Malgré ces incertitudes, Jean-François Valette, ambassadeur de l’Union Européenne à Abidjan, pense que “les conditions sont réunies pour une élection transparentes.” Pourquoi cet aveuglement politique alors de nombreuses zones d’ombres persistent? “Les motivations de fond ne reposeraient pas tant sur les prétendues bonnes conditions démocratiques Ivoiriennes,” écrit Théophile Kouomouo, comme affirmé par le Chef de la Délégation de l’UE. La raison est simple. Ne pas déranger un allié géostratégique face à la poussée émergente de la Chine en Afrique.

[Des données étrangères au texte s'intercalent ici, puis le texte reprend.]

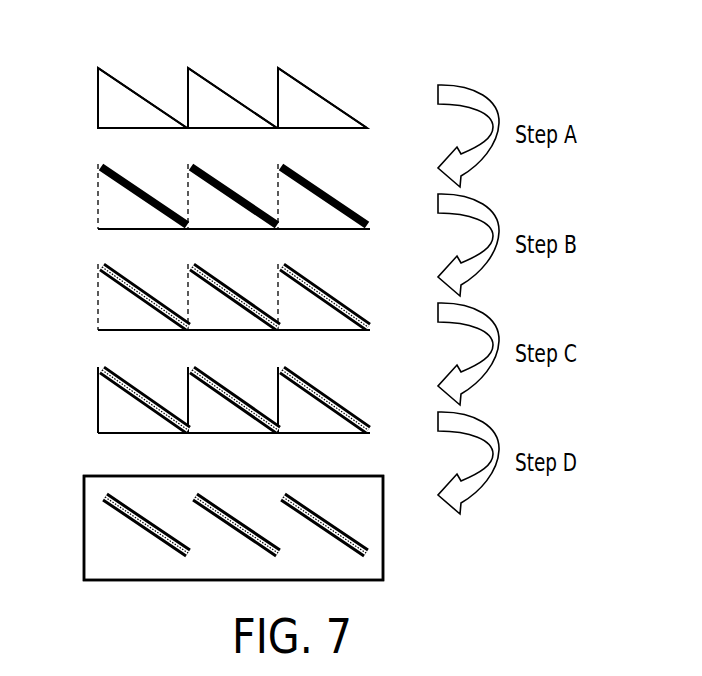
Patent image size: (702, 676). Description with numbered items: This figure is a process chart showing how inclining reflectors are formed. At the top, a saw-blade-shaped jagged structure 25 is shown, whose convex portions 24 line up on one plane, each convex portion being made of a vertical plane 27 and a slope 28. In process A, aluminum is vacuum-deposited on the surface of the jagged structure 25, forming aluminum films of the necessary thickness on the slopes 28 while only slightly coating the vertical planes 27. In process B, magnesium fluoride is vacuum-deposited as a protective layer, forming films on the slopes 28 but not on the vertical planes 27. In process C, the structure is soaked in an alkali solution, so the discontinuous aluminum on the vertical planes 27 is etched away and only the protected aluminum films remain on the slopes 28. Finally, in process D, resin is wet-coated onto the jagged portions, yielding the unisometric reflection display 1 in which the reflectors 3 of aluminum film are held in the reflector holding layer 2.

The unisometric reflection display 1 is at (61, 527).
The reflector holding layer 2 is at (378, 533).
The reflectors 3 is at (133, 517).
The convex portions 24 is at (135, 118).
The jagged structure 25 is at (374, 61).
The vertical plane 27 is at (98, 100).
The slope 28 is at (133, 92).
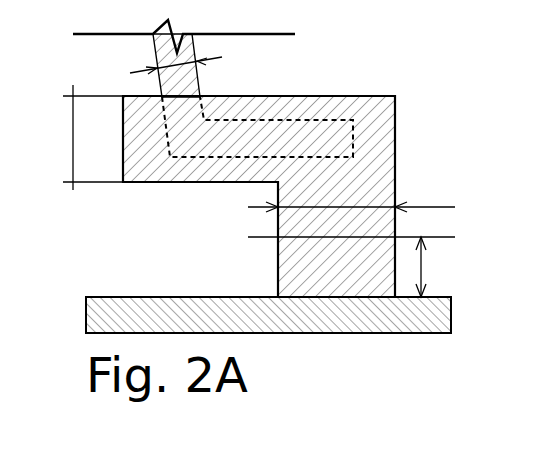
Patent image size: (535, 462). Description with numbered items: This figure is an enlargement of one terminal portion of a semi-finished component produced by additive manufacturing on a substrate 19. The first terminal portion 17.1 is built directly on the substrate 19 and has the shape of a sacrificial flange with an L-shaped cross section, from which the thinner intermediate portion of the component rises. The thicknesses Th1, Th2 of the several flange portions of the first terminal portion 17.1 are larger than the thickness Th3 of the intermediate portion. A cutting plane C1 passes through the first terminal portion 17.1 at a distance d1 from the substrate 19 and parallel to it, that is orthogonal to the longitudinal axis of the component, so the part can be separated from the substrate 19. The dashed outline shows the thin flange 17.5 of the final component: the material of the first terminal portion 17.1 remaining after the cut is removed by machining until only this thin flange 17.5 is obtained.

The first terminal portion 17.1 is at (408, 157).
The thin flange 17.5 is at (280, 143).
The substrate 19 is at (107, 316).
The thickness of a flange portion Th1 is at (352, 210).
The thickness of a flange portion Th2 is at (76, 137).
The thickness of the intermediate portion Th3 is at (195, 62).
The distance from the substrate d1 is at (435, 267).
The cutting plane C1 is at (265, 237).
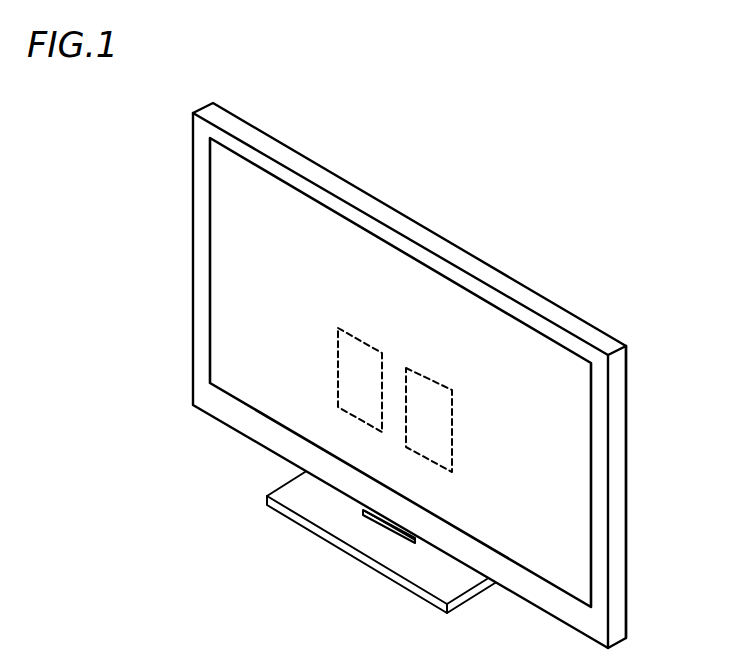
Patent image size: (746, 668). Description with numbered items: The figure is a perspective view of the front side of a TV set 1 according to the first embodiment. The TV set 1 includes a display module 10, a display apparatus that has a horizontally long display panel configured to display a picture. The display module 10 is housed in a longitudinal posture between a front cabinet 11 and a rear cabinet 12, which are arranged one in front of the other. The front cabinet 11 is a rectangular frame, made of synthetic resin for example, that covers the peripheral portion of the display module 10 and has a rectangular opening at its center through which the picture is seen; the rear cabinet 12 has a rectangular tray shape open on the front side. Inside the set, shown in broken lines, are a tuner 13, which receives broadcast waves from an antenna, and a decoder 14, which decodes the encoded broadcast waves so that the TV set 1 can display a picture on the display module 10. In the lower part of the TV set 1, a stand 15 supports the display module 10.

The TV set 1 is at (705, 95).
The display module 10 is at (562, 462).
The front cabinet 11 is at (598, 535).
The rear cabinet 12 is at (547, 300).
The tuner 13 is at (362, 355).
The decoder 14 is at (430, 395).
The stand 15 is at (310, 508).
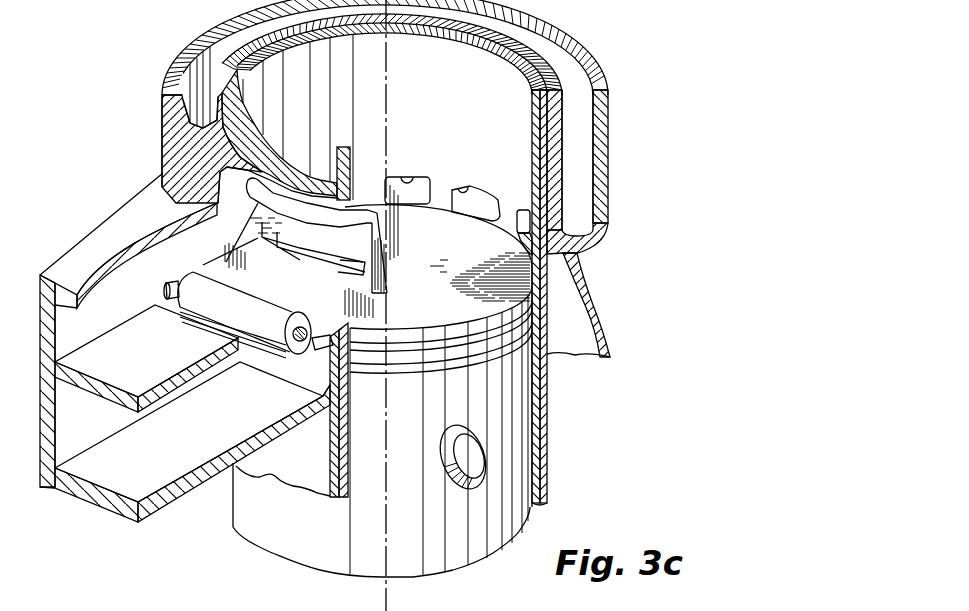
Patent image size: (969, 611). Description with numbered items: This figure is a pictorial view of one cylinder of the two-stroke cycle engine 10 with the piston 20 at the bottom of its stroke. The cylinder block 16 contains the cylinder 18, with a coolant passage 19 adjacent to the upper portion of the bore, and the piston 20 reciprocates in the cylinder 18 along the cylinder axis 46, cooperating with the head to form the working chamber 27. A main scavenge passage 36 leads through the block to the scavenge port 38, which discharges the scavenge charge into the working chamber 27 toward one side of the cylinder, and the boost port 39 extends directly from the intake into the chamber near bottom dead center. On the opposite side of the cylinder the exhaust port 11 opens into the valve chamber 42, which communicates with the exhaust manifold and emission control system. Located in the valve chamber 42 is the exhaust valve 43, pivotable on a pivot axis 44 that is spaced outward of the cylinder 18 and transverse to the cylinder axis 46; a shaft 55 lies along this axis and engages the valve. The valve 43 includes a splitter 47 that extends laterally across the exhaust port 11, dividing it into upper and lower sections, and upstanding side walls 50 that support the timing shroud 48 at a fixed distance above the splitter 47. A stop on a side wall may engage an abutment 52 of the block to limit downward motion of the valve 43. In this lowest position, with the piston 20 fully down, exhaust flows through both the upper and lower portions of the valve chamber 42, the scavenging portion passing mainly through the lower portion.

The two-stroke cycle engine 10 is at (164, 58).
The exhaust port 11 is at (353, 200).
The cylinder block 16 is at (602, 212).
The cylinder 18 is at (527, 482).
The coolant passage 19 is at (580, 176).
The piston 20 is at (262, 546).
The working chamber 27 is at (510, 78).
The main scavenge passage 36 is at (572, 330).
The scavenge port 38 is at (422, 180).
The boost port 39 is at (470, 192).
The valve chamber 42 is at (160, 198).
The exhaust valve 43 is at (258, 350).
The pivot axis 44 is at (168, 280).
The cylinder axis 46 is at (392, 147).
The splitter 47 is at (302, 275).
The timing shroud 48 is at (342, 268).
The side wall 50 is at (250, 228).
The abutment 52 is at (314, 344).
The shaft 55 is at (176, 283).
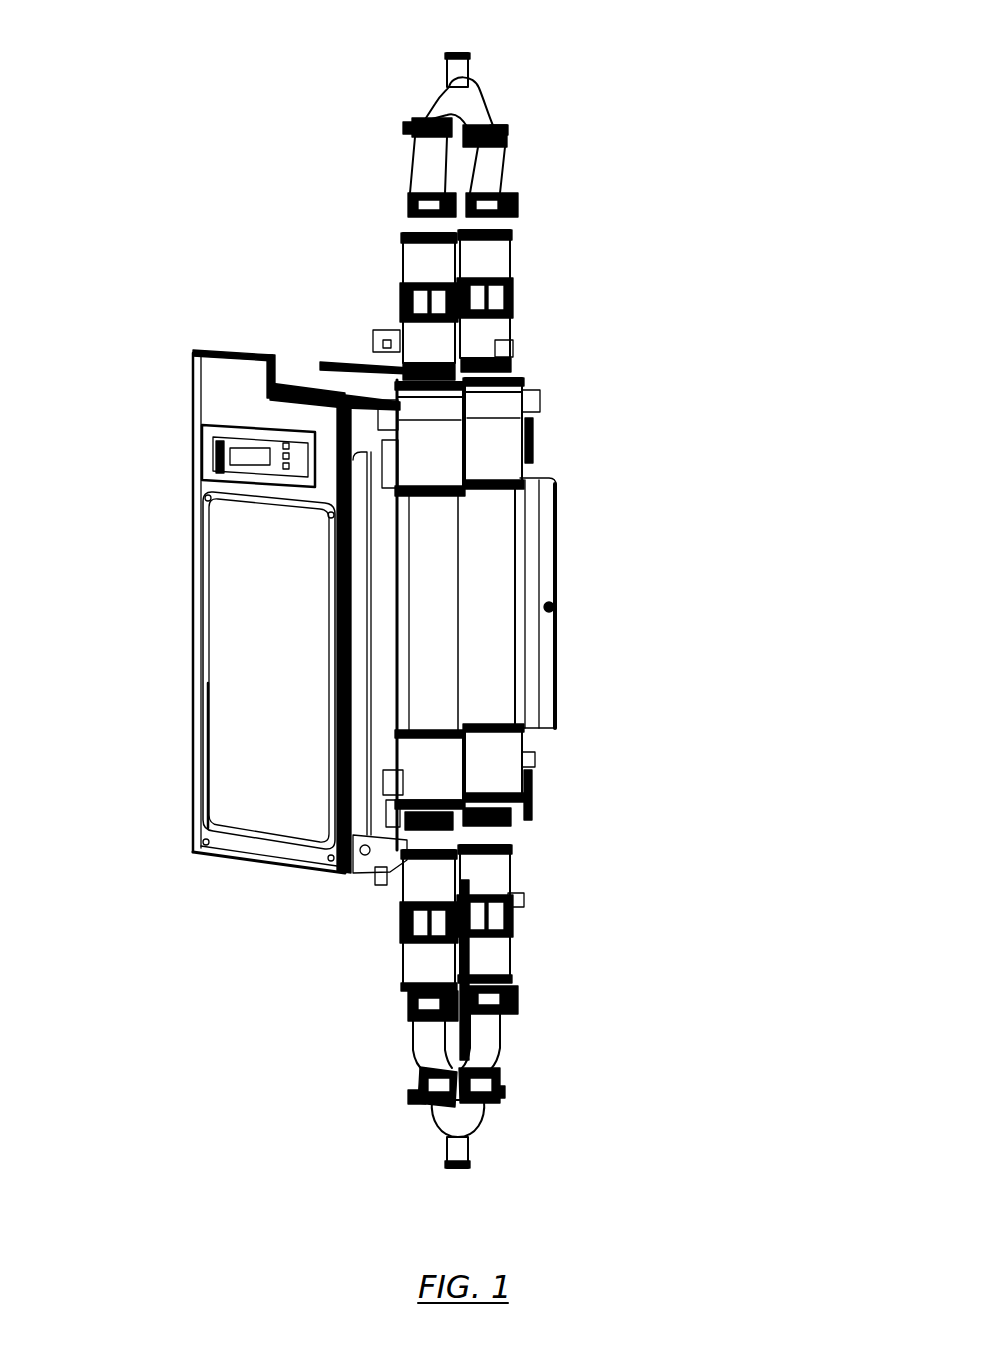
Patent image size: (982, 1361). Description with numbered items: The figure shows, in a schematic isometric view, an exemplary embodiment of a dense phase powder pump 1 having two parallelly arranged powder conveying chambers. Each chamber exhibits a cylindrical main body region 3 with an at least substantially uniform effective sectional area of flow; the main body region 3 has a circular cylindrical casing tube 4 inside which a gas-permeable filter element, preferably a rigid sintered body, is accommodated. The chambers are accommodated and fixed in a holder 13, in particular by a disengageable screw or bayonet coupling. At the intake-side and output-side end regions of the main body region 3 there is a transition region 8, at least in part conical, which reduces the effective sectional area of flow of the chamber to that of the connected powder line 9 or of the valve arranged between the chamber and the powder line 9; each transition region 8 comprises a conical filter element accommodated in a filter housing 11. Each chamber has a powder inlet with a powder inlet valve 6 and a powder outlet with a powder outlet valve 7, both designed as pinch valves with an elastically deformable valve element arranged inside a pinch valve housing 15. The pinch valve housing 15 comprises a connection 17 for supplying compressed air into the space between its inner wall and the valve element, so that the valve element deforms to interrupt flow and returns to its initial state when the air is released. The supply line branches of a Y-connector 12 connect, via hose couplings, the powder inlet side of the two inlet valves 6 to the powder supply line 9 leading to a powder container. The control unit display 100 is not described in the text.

The dense phase powder pump 1 is at (161, 121).
The control unit display 100 is at (252, 456).
The main body region 3 is at (586, 615).
The casing tube 4 is at (493, 553).
The powder inlet valve 6 is at (422, 960).
The powder outlet valve 7 is at (418, 267).
The transition region 8 is at (599, 571).
The powder line 9 is at (460, 73).
The filter housing 11 is at (440, 445).
The Y-connector 12 is at (470, 105).
The holder 13 is at (552, 658).
The pinch valve housing 15 is at (459, 626).
The connection 17 is at (520, 900).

Sur le plan bilatérale, “la Côte d’Ivoire, colonie Française, pays riche en Afrique de l’Ouest compte beaucoup pour les entreprises Françaises et le monde des affaires en général. Elle compte aussi pour l’armée Française qui y a installé une base militaire. Ce qu’on a tendance à oublier en France et en occident. Cette base a d’ailleurs été renforcée après l’arrivée de Alassane Ouattara au pouvoir. Et de nombreux indices montrent que les autorités Françaises ne sont pas prêtes à renoncer à la Côte d’Ivoire,” analyse Pigeaud. Par conséquent, inutile de parler d’élections comme base de démocratie en Côte Ivoire et ailleurs en Afrique.

 

La Fin annoncée

 

Les coqs de l’autocrate Ouattara ont chanté. Ses organes de presse ont claironné. La question demeure. L’élection du 25 Octobre aura-t-elle lieu? En d’autres termes, que vaut une élection organisée au forceps et sans compétiteurs? Une seule chose: La fin annoncée du dictateur.